The Breakfast Game
- Kitchen Game
- Apr 13, 2022
- 2 min read

Last week I promised I’d tell you about my favorite thing to do with poached eggs. Here it is, from the bottom up: two slices of sourdough bread browned in a pan with olive oil, red pepper flakes and a splash of balsamic to finish; then some of those cherry tomatoes—guaranteed to be flavorful, even in winter, because of the square-cube law and sliced in half with Brad’s trick—broken down in a pan with garlic, salt, pepper, and a little white wine; then avocado slices drizzled with lime juice and sprinkled with salt; and finally, two poached eggs, made with Hannah’s horse-without-a-saddle technique.
After we discussed the how-to-cook of poached eggs, I asked Hannah about the how-to-eat of them. What did she like to do with them? She told me that a poached egg with (uncooked) cherry tomatoes, sliced avocado and sourdough toast had become her quick pre-work breakfast a few years ago.

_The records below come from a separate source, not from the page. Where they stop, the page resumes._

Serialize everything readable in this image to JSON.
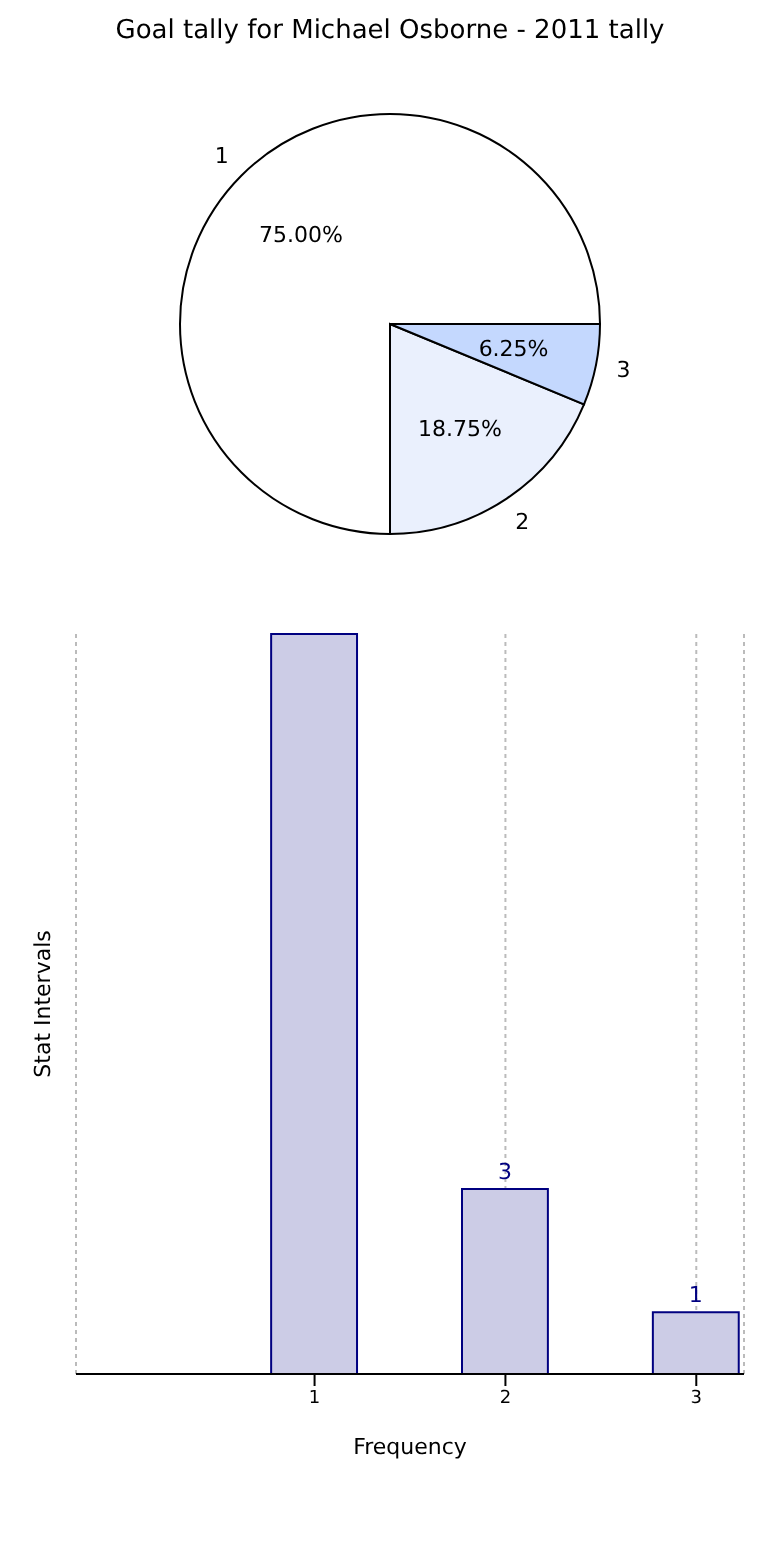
{
  "chart_data": [
    {
      "type": "pie",
      "title": "Goal tally for Michael Osborne - 2011 tally",
      "categories": [
        "1",
        "2",
        "3"
      ],
      "values": [
        75,
        18.75,
        6.25
      ],
      "colors": [
        "#ffffff",
        "#eaf0fd",
        "#c4d8fe"
      ],
      "value_labels": [
        "75.00%",
        "18.75%",
        "6.25%"
      ],
      "legend": false
    },
    {
      "type": "bar",
      "x": [
        1,
        2,
        3
      ],
      "values": [
        12,
        3,
        1
      ],
      "color": "#ccccE6",
      "value_labels": [
        null,
        "3",
        "1"
      ],
      "xlim": [
        -0.25,
        3.25
      ],
      "xticks": [
        1,
        2,
        3
      ],
      "xlabel": "Frequency",
      "ylabel": "Stat Intervals",
      "grid": "x",
      "tick_labels": "x",
      "legend": false
    }
  ]
}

I was intrigued and set out to make the breakfast myself, but I knew I’d be changing a few things because, you see, I’m a maximalist. It’s not a trait of mine I necessarily admire. I’m always impressed by meals with just a few ingredients that still manage to feel complex and well balanced. But when I cook, I like to push things as far as they can go. Basically, I love cooking, playing the game, and so the more ingredients I add or steps in a recipe, the more I experiment, the more I get to play. I feel like I hardly cook the same meal twice. If I do everything the same, if I don’t experiment, if I’m not taking a risk and learning, then what’s the point of cooking?
Of course I don’t want the product to suffer at the expense of the process, so I have to exercise restraint. But here’s what works about my process: when I do get a recipe just right, when a meal becomes more than the sum of its parts and all its ingredients work together, I recognize it and—somewhat grudgingly, I admit—I stop tinkering. My love of the process and of experimentation puts a great pressure on the results. A meal has to be really good, truly synergistic for me to stop experimenting. The bar is high. And the breakfast I adapted from Hannah clears that bar with ease.